Nope, I hadn’t scoffed the wrong batch of brownies. I’d just been to see Epic, the latest movie from the creators of Ice Age, and it had left me with a Wonderland feeling: everything was alive, everything was infinitely interesting.
The storyline is sweet: Mary Katherine, a teenager who has just lost her mother, is sent to live with her absent-minded academic father in the middle of nowhere. His life’s work takes place in the forest alongside his house, where he is convinced that a tiny race of advanced people live and thrive. Is he right, or is he crazy?

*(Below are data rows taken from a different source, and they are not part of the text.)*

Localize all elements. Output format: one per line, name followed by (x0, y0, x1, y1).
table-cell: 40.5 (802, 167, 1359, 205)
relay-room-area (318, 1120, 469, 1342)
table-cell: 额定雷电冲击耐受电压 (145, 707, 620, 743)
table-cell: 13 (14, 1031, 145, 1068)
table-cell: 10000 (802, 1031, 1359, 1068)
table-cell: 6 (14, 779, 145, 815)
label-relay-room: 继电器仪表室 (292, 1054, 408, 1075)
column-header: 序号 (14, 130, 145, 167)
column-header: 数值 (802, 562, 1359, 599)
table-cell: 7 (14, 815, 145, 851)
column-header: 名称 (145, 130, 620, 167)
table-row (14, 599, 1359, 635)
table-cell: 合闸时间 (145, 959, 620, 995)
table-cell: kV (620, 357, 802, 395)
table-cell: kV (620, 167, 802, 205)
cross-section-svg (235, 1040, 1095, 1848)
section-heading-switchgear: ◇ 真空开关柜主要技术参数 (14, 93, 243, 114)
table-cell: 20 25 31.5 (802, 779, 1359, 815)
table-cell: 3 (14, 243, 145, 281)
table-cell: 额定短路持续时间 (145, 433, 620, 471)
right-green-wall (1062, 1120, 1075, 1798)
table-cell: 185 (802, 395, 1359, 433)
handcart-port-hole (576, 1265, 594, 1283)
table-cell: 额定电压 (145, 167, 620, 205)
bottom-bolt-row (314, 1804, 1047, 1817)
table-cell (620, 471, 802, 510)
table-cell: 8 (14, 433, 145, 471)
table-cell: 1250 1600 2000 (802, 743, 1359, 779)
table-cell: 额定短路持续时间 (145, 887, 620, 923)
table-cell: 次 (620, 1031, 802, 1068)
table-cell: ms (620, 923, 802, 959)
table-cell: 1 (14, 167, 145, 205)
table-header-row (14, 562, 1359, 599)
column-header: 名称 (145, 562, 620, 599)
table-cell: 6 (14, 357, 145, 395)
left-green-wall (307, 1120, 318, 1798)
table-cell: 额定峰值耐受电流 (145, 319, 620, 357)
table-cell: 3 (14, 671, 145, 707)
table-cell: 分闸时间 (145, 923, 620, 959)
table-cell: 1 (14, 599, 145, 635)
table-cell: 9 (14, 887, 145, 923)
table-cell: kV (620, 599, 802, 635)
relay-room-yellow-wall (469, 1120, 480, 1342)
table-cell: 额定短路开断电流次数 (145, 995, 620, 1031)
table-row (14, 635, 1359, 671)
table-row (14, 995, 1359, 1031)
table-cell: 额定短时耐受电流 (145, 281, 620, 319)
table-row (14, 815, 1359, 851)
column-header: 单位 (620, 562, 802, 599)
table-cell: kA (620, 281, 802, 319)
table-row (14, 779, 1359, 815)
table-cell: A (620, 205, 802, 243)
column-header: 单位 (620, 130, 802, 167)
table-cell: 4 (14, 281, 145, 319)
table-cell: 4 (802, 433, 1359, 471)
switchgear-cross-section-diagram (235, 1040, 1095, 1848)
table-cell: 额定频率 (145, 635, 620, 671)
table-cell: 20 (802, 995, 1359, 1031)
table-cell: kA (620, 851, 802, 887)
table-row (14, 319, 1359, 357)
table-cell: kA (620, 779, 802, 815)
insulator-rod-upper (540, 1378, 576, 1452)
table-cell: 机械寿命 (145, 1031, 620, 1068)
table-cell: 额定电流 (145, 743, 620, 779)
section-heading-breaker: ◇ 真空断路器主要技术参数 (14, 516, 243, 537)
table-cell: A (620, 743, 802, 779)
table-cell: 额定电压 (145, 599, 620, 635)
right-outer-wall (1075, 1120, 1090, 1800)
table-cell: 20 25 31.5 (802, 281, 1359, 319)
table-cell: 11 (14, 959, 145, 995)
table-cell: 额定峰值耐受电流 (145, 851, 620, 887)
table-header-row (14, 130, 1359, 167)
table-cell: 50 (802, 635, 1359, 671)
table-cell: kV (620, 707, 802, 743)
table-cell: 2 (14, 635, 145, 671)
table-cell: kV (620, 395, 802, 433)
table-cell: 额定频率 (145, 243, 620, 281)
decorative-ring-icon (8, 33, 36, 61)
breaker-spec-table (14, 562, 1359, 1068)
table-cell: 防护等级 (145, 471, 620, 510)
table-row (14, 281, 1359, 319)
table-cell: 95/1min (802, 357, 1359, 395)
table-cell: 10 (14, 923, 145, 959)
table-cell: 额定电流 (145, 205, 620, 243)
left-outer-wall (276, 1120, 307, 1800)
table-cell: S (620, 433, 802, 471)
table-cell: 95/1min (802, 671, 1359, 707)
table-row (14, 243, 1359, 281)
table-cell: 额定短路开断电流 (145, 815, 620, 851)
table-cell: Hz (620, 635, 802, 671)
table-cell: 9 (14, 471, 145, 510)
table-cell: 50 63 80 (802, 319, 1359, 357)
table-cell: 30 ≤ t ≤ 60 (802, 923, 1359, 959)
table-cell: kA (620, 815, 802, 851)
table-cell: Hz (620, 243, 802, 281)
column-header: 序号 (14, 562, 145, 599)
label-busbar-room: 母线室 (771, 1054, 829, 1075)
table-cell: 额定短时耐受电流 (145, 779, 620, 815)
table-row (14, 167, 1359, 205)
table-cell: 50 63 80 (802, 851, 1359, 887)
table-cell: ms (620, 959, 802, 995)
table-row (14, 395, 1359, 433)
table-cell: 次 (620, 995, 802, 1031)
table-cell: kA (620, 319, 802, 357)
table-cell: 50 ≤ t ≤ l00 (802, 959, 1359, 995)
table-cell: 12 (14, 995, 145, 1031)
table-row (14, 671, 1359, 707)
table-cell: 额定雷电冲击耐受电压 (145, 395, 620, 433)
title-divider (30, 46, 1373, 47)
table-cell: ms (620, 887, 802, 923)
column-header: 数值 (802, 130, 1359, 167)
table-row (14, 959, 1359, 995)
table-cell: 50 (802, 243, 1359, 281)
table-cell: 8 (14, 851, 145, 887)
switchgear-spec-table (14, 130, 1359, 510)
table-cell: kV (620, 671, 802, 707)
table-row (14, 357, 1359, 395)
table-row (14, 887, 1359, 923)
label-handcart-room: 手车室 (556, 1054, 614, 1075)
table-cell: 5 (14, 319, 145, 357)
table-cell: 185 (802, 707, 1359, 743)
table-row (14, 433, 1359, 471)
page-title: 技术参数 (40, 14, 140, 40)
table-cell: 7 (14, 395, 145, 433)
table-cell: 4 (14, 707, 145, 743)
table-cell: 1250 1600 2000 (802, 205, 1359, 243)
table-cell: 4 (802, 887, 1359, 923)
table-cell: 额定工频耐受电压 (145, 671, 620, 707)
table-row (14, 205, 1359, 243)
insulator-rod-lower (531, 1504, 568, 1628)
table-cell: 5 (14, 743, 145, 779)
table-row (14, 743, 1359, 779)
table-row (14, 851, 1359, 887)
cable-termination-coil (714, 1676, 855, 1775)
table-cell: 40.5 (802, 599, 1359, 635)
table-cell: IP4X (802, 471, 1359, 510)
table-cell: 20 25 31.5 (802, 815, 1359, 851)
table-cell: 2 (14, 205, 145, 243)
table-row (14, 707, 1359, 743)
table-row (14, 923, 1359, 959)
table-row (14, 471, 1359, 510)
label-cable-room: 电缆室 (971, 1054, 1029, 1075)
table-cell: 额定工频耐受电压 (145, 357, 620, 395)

It’s an animated kids’ movie, of course he’s right. And naturally, there’s a battle between good and evil. Tara, the beautiful Flower Queen, played by none other than Beyoncé herself (yes, I spent the entire movie thinking “I recognise that voice… I know I do…”) must choose her successor in a ceremony that comes around only once every 100 years: the coincidence of the summer solstice and the full moon.
But there is evil afoot. Mandrake, villanous ruler of the Boggans, sets out to kill the Queen and turn the kingdom of the forest to darkness. Ronan, head of the Leafmen and Queen Tara’s most valiant supporter, leads the battle against him, supported by Nod, rogueish wannabe rebel who gradually learns why his place in the fold is so important. Meanwhile, Mary Katherine has decided that she can’t deal with her father’s ridiculous theories and lack of attention, so sets out on her own. But a mysterious sequence of events catapult her into the world of the tiny forest people, and only she can save the day… if she can work out why she’s there, and how to go about doing it.
Honestly, it’s not the most earth-shattering of stories. It’s not hilarious, like Shrek or Ice Age 1. It’s not immensely moving in the style of Toy Story, or amusingly relatable like Finding Nemo. But it is beautiful. An Avatar for kids, this film will pull you into another world, giving you a breathtaking view of both real and imaginary landscapes that will stick with you long after you leave the cinema. For that alone, it’s worth the trip.